Литмир - Электронная Библиотека
A
A

Форма, к которой обратился Кибиров, – это лирическая поэма, чей размах, по точной формулировке А. Л. Зорина, «определяется не событийной канвой, не поступками действующих лиц, но мощью экспрессивной волны, выдающей в авторе редкий в наши дни лирический темперамент»[11]. Соответственно, и сюжет поэмы – история Советского Союза – разворачивается не как последовательное сцепление отобранных Кибировым из истории объективно важнейших событий, а как шесть серий (если считать и «Вступление» к поэме) эмфатических авторских перечней-заклинаний, главная задача которых – поиск утраченного советского времени, а также прощанье с ним и суд над ним. То есть сюжет в поэме «Сквозь прощальные слезы» заменяется лирической эмоцией пишущего-говорящего, прямо и демонстративно соотносимого с реальным автором поэмы. Метафора волны выше неслучайна: в одном из интервью Кибиров прямо связал свои ранние тексты большого объема с импровизационностью, стихийной песенной эмоцией, диктующей интонацию и развертывающейся в нанизывании восклицаний:

<…> именно длинные вещи пишутся на одном дыхании. Механика захлеба, инерция ритма – начали и понеслось. Слово за слово цепляется, образ за образ, звук за звук[12].

Еще одна важная особенность поэтического языка поэмы (и вообще текстов Кибирова того времени), связанная с намеренной установкой на спонтанность текста, – поэтика минус-приема, отказа от выполнения «обязательной программы» эпохи.

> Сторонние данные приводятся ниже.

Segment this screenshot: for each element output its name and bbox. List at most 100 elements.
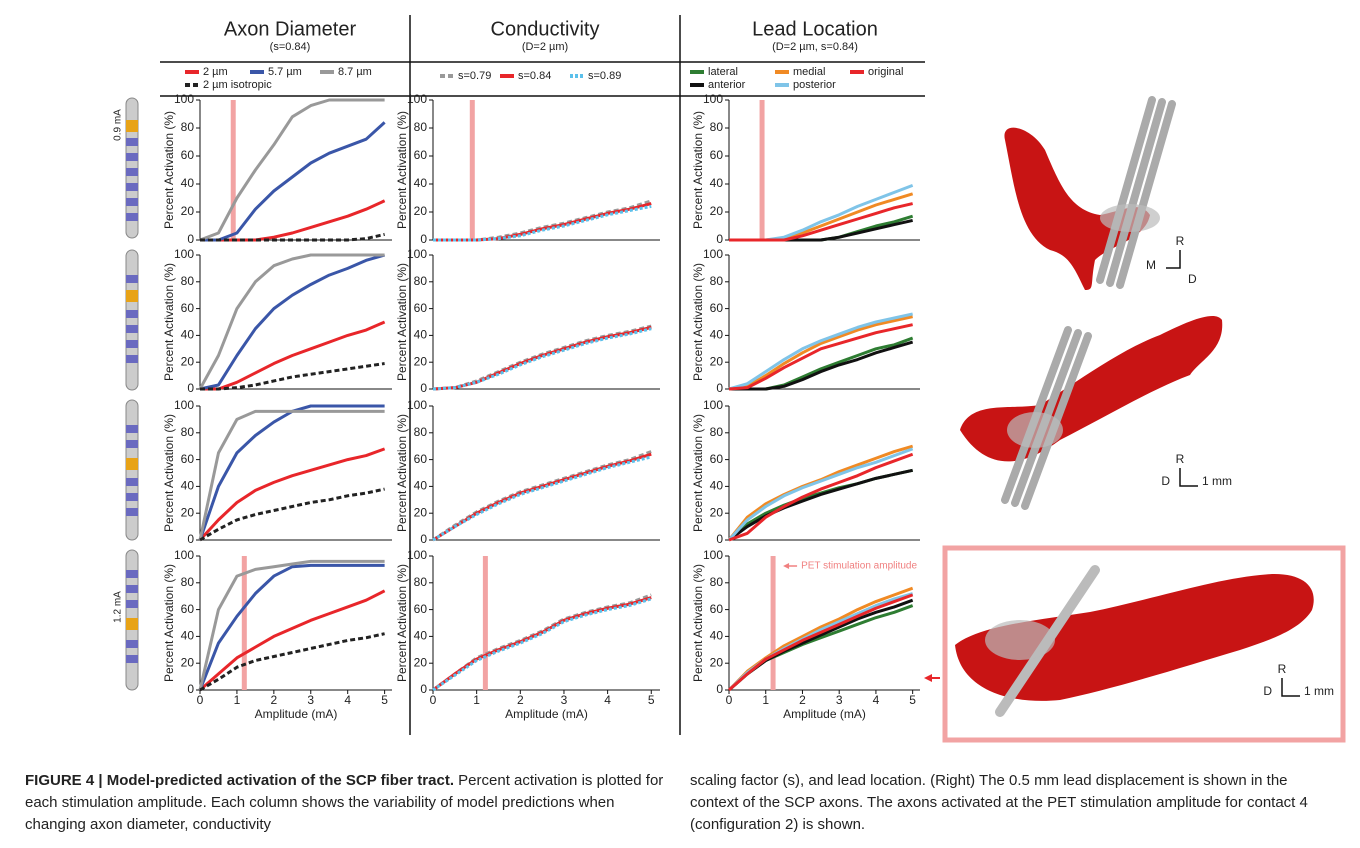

Вообще говоря, хорошая поэзия иногда – то, что целенаправленно и осмысленно нарушает правила «хорошей поэзии», диктуемые вкусами времени. Объектом поэтического отталкивания в поэме «Сквозь прощальные слезы» служит не только пышно цветущая сложность той официальной поэзии поздней советской эпохи, которая определяется именами примерно от Николая Тряпкина до Андрея Вознесенского, но и вкусы поколения, сформированного чтением Иосифа Бродского. Вместо сложных метафорических построений у Кибирова – обнаженное слово в прямом значении, вместо экспериментов с метрикой и графикой – традиционная силлаботоника и череда четверостиший, вместо маниакального пристрастия к точной и/или богатой, но обязательно оригинальной рифме – почти графоманское пренебрежение запретом на рифменную банальность и неуклюжесть. Вообще, пафос снятия запрета на банальное был значим для автора поэмы «Сквозь прощальные слезы», в уже процитированном интервью он вспоминал об этом так:

Я знал и очень не любил советскую поэзию, знал поэзию серебряного века, и когда я столкнулся с Бродским, это было такой головокружительной новизной и доказательством того, что вообще современная поэзия существует. Во многом этот шок был связан с моим тогдашним невежеством. <…> Но поскольку я был все-таки не совсем юноша уже – мне было далеко за 20, – то одновременно с инстинктивным желанием делать то же самое было разумное осознание, что не надо подражать Бродскому. На эту борьбу я довольно много потратил сил и времени. Надеюсь, продуктивно.

<…>

Боюсь, это несколько нескромно будет звучать, но мне кажется, что некоторым поэтам я позволил избавиться от такого застарелого советского и постсоветского страха простоты прямого высказывания. Это же был такой комплекс в конце советской власти у интеллигенции, вообще, главной задачей у поэзии интеллектуальной, псевдоинтеллектуальной было – ни в коем случае не быть похожей на Твардовского. И поэты настолько преуспели в реализации этой задачи, что понять что-либо в тех писаниях до сих пор нельзя. На мой взгляд, это некая рабская зависимость от советской культуры, которая ни к чему хорошему не приводит. И я помог преодолеть эту, как говорил Набоков, «банальную боязнь банального» некоторым людям. Просто своим примером. Когда люди видят, что кто-то десятилетие бесстыдно говорит банальные вещи, и это весело, интересно, то они раскрепощаются[13].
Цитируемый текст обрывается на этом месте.